Not really. It's more of a mourning song. And there aren't a lot of vocals. I did it with these two kids, Onyx Collective—it's a jazz crew from Harlem. Isaiah [Barr] is the saxophone player and kind of the leader of the group, and Austin [Williamson] is the drummer. We went into the studio—I was playing keys—and we tracked a live take. So the song is a live take with some overdubs from me, some overdubs from Austin. It's pretty much a jazz song with very sporadic vocals. The lyrics aren't that hopeful, they're more contemplative, almost like shock-contemplation, like when something dramatic happens in your life—like a death—and you're at the point where you're just bullet-pointing things [in your life]. You're assessing. And the song has that feel. The vocals are saying these things out loud, to yourself. 

Will the album be more preoccupied with the events of the moment, with politics?

It definitely is. I've always kind of had this in my mind. It's easy for me to make music by myself and just put it out there, so it's more fun to get these kids in and try and make something. And the other side of that is, once I have music, what's it even doing? It's not a case of wanting to change the world. It's more of a case of, if you're gonna speak, people are gonna listen to you, so speak things that are really on your mind. If I have this very tiny platform, I might as well fucking say something. So it is deliberately, lyrically about that. Not in a blunt way. But in a way that, if you have these feelings, then you know. And if you don't, you'll probably have no clue that any of that stuff is even about that.

You brought up James Baldwin, who of course is an American who spent much of his life overseas, and you emigrated to America from England. How does that give you a different lens?
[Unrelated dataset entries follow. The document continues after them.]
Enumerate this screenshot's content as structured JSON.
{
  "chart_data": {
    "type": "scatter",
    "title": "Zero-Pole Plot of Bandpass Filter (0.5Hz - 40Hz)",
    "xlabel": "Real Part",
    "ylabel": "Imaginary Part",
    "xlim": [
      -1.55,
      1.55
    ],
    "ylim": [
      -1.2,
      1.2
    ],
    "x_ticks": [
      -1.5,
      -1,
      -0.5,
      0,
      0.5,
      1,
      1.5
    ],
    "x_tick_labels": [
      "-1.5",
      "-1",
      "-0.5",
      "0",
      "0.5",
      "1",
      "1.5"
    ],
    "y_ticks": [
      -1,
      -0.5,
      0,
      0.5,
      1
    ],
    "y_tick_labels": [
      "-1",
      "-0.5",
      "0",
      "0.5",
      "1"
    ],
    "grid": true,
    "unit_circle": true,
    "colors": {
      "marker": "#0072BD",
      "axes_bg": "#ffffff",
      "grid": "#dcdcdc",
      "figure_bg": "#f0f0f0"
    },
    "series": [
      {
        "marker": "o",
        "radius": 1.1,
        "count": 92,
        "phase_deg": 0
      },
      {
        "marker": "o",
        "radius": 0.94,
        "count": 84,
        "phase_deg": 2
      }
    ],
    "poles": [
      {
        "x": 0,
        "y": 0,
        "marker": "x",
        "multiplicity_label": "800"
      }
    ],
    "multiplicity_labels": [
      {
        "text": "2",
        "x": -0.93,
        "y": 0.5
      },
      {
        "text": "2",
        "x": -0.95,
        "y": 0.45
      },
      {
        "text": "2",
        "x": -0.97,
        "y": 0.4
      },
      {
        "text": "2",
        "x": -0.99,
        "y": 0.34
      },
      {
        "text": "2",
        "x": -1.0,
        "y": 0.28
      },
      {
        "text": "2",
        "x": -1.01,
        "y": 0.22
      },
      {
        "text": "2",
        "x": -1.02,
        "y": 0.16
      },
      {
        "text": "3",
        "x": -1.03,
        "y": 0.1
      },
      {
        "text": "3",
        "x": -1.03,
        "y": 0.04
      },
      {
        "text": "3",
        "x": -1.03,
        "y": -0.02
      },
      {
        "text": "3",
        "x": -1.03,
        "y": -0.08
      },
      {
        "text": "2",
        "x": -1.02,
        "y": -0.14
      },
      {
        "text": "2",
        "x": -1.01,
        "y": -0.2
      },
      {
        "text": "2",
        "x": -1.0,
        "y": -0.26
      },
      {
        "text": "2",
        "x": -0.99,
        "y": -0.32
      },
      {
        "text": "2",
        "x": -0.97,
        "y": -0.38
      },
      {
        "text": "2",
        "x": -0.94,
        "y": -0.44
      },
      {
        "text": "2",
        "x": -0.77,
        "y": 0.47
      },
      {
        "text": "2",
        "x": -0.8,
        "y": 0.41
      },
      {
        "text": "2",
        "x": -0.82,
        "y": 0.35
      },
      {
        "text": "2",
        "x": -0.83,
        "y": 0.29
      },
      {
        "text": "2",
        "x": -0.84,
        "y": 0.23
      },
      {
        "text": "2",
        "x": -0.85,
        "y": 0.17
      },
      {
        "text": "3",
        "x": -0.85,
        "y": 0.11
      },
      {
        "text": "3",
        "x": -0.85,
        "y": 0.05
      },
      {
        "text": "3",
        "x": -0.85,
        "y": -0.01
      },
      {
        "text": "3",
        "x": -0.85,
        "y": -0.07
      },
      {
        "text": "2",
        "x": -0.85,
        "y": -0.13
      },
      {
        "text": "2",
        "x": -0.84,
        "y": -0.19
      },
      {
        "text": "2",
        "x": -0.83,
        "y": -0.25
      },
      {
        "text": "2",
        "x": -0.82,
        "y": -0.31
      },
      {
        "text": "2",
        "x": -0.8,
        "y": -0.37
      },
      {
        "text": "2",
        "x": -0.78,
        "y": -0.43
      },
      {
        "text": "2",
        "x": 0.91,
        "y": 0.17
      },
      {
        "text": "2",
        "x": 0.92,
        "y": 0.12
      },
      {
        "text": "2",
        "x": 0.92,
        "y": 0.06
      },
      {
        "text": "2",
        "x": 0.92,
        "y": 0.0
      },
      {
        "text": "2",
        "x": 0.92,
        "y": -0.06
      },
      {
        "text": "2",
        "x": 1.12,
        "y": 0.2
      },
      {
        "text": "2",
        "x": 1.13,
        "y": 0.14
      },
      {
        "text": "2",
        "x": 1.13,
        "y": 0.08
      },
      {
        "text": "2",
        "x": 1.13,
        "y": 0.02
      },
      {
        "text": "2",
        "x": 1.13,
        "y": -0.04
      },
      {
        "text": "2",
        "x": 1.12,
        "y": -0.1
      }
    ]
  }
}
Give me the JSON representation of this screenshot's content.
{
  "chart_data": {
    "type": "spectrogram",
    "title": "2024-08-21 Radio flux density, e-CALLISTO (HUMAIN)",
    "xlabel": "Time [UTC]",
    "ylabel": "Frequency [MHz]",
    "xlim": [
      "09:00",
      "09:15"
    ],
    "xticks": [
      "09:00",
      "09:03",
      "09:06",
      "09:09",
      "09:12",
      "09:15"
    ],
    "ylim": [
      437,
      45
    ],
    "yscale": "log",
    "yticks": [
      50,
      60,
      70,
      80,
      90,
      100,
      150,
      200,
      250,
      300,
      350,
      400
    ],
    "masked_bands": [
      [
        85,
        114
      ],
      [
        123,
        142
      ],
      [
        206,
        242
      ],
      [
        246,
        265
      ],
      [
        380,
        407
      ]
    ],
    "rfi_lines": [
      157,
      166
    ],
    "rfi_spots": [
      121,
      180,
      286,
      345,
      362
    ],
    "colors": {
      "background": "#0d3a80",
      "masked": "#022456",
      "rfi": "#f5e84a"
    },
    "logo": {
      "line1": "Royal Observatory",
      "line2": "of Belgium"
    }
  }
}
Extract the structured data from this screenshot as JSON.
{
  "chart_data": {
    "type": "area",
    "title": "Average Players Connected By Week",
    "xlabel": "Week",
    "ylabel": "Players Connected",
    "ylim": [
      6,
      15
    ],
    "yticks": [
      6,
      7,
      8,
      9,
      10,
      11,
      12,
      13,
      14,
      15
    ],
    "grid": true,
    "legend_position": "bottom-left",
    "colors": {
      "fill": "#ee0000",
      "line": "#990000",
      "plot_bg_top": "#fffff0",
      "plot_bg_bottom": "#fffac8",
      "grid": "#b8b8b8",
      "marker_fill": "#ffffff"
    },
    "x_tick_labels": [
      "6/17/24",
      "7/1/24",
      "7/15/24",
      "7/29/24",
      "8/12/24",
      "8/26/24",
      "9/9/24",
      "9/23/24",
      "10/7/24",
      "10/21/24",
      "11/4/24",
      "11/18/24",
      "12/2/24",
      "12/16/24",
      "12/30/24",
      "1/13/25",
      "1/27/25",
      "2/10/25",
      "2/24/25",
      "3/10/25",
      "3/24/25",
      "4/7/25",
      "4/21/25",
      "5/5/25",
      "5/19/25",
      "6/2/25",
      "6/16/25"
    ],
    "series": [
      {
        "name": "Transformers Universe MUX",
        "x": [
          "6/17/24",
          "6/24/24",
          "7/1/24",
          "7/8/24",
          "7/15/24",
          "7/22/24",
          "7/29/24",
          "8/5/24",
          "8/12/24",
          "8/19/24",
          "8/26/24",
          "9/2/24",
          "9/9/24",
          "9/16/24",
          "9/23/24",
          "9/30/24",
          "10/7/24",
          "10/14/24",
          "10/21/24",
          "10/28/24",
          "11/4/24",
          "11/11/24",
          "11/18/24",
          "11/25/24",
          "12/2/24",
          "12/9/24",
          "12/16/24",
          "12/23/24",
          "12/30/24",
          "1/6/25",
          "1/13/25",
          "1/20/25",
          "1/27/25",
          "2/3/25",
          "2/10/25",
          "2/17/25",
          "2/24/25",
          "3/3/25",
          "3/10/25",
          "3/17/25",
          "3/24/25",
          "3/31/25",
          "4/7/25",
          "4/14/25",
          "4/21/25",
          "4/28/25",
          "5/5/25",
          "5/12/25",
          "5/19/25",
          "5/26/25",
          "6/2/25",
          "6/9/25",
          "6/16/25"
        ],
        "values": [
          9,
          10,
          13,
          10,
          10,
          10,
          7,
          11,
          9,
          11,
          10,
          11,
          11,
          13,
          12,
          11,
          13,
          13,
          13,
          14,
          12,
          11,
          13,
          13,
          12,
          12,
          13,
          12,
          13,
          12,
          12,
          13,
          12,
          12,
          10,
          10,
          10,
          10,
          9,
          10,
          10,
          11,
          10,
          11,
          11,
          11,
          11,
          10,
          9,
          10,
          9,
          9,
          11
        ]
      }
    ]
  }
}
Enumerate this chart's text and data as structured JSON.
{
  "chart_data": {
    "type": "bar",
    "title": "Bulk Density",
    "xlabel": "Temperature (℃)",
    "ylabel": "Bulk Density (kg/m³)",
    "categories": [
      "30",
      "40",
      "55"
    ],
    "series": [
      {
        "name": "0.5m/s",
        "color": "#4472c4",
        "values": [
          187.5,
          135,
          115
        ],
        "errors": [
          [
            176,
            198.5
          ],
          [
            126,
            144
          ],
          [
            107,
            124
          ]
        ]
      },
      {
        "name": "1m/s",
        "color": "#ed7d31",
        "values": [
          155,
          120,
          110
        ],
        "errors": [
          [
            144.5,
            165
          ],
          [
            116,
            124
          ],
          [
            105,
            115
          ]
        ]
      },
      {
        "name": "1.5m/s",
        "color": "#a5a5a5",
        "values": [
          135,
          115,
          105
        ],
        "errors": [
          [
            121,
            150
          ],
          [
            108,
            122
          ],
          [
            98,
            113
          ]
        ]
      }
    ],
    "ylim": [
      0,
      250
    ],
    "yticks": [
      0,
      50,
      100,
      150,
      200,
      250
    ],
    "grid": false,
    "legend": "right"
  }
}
He would say that he never was able to see America until he left it, and I was talking with someone recently who is American, who grew up with very strong negative views about America, and I asked them if they feel differently about the country now that they've traveled. Because I view England differently being away from it then I did growing up. To use a physical metaphor, if you're in something, you can't see it. So that is something I do connect to, with Baldwin. And one thing I like about Baldwin more than other writers is, he wasn't ashamed to talk about his misunderstanding of who he was when he was younger. He wasn't ashamed to talk about how he did try and reject who people thought he was. But then grew to understand that he could reclaim that image, re-appropriate it and own it. That's something that, even before I read Baldwin, it felt like something I was doing and going through. That's actually the main theme of the next album.

Reclaiming your identity?

Yeah, and exploring a lot of different avenues of African-American music. Not even lyrically, just on a musical tip. Going to all these different corners of jazz, or house, or hip-hop. I've always done that before, but this time the main thread is going back to my younger self and early influences, and really new ones that I've maybe never fully committed to.